>>2655
>I'm always rambling in my mind like an autist, to the point sometimes I don’t even notice anything around me.
That is exactly the sort of thing meditation is designed to reduce.
There are lots of different kinds of meditation, and not all of them are about "concentrating all of your attention on one thing" as one anon said. But that is the starting point for the most popular style (mindfulness/vipassana).
Mindfulness meditation isn't just relaxing or chilling out, it's about being in the moment. Letting the world in as it presents itself to your senses without coloring it with views or judgements. Thoughts will spontaneously arise in your head without you deliberately thinking them, but you choose whether to grasp them and engage in the thought. Part of the practice is to watch the thought arise, not to touch it, just let it be, then return your attention to the breath or the candle or whatever you were concentrating on.
Think of it like being you as pure experience rather than you the collection of neuroses and thoughts and fears and wants.
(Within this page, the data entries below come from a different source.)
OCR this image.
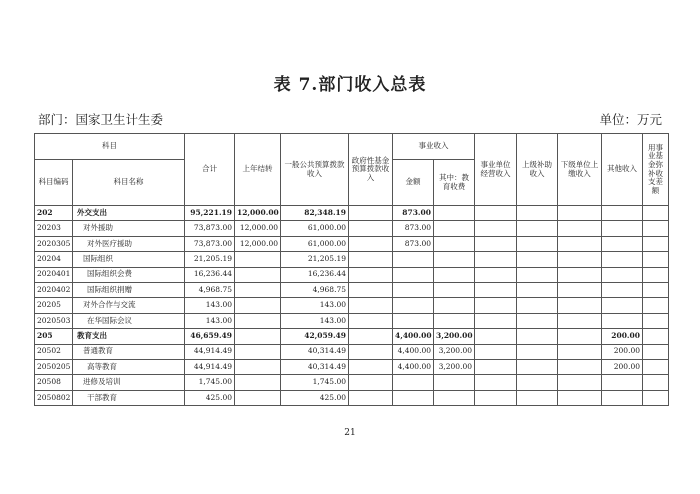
表 7.部门收入总表
部门：国家卫生计生委	单位：万元
科目		合计	上年结转	一般公共预算拨款收入	政府性基金预算拨款收入	事业收入		事业单位经营收入	上级补助收入	下级单位上缴收入	其他收入	用事业基金弥补收支差额
科目编码	科目名称					金额	其中：教育收费					
202	外交支出	95,221.19	12,000.00	82,348.19		873.00						
20203	对外援助	73,873.00	12,000.00	61,000.00		873.00						
2020305	对外医疗援助	73,873.00	12,000.00	61,000.00		873.00						
20204	国际组织	21,205.19		21,205.19								
2020401	国际组织会费	16,236.44		16,236.44								
2020402	国际组织捐赠	4,968.75		4,968.75								
20205	对外合作与交流	143.00		143.00								
2020503	在华国际会议	143.00		143.00								
205	教育支出	46,659.49		42,059.49		4,400.00	3,200.00				200.00	
20502	普通教育	44,914.49		40,314.49		4,400.00	3,200.00				200.00	
2050205	高等教育	44,914.49		40,314.49		4,400.00	3,200.00				200.00	
20508	进修及培训	1,745.00		1,745.00								
2050802	干部教育	425.00		425.00								
21
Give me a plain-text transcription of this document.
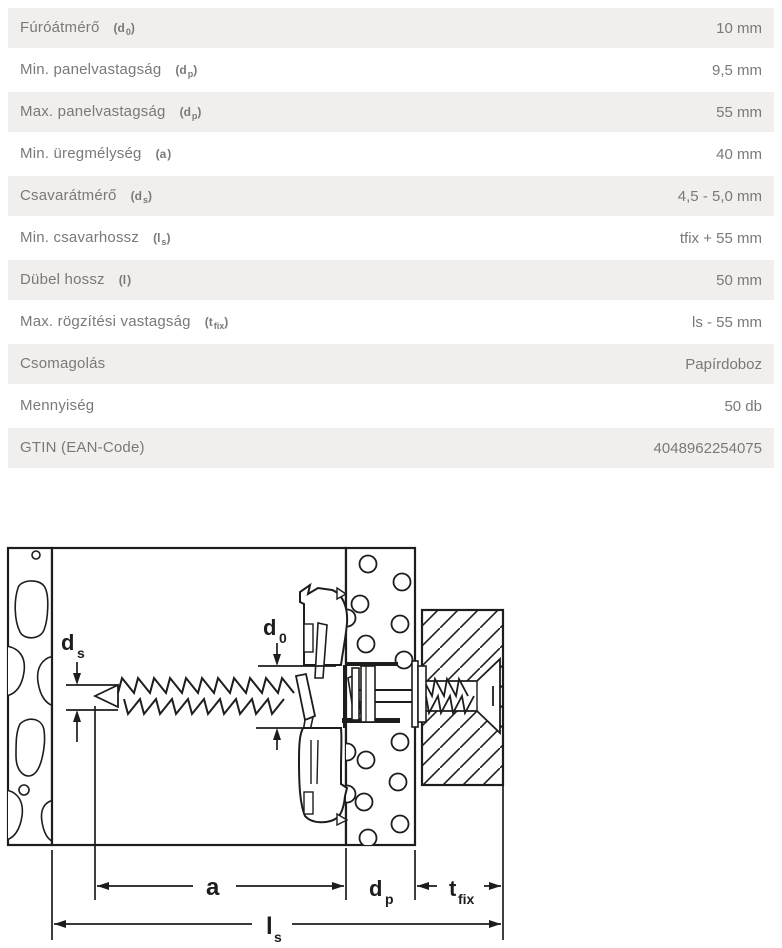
Fúróátmérő $(d_0)$	10 mm
Min. panelvastagság $(d_p)$	9,5 mm
Max. panelvastagság $(d_p)$	55 mm
Min. üregmélység (a)	40 mm
Csavarátmérő $(d_s)$	4,5 - 5,0 mm
Min. csavarhossz $(l_s)$	tfix + 55 mm
Dübel hossz (l)	50 mm
Max. rögzítési vastagság $(t_{fix})$	ls - 55 mm
Csomagolás	Papírdoboz
Mennyiség	50 db
GTIN (EAN-Code)	4048962254075
d s
d 0
a	d p	t fix
l s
Directing your attention to something real (breathing, the feeling in your hand, the sound of the birds, whatever) rather than your ideas about them.
Obviously, at first it's much easier to learn mindful attention with benign stuff like breathing or the sound of running water than it is to try reading an inflammatory feminist blog post with equanimity.
Meditation looks chilled because it's a deliberately controlled environment for the practice, you can theoretically do mindfulness under any circumstance, but it's probably easier to develop the skill sat down in a quiet room.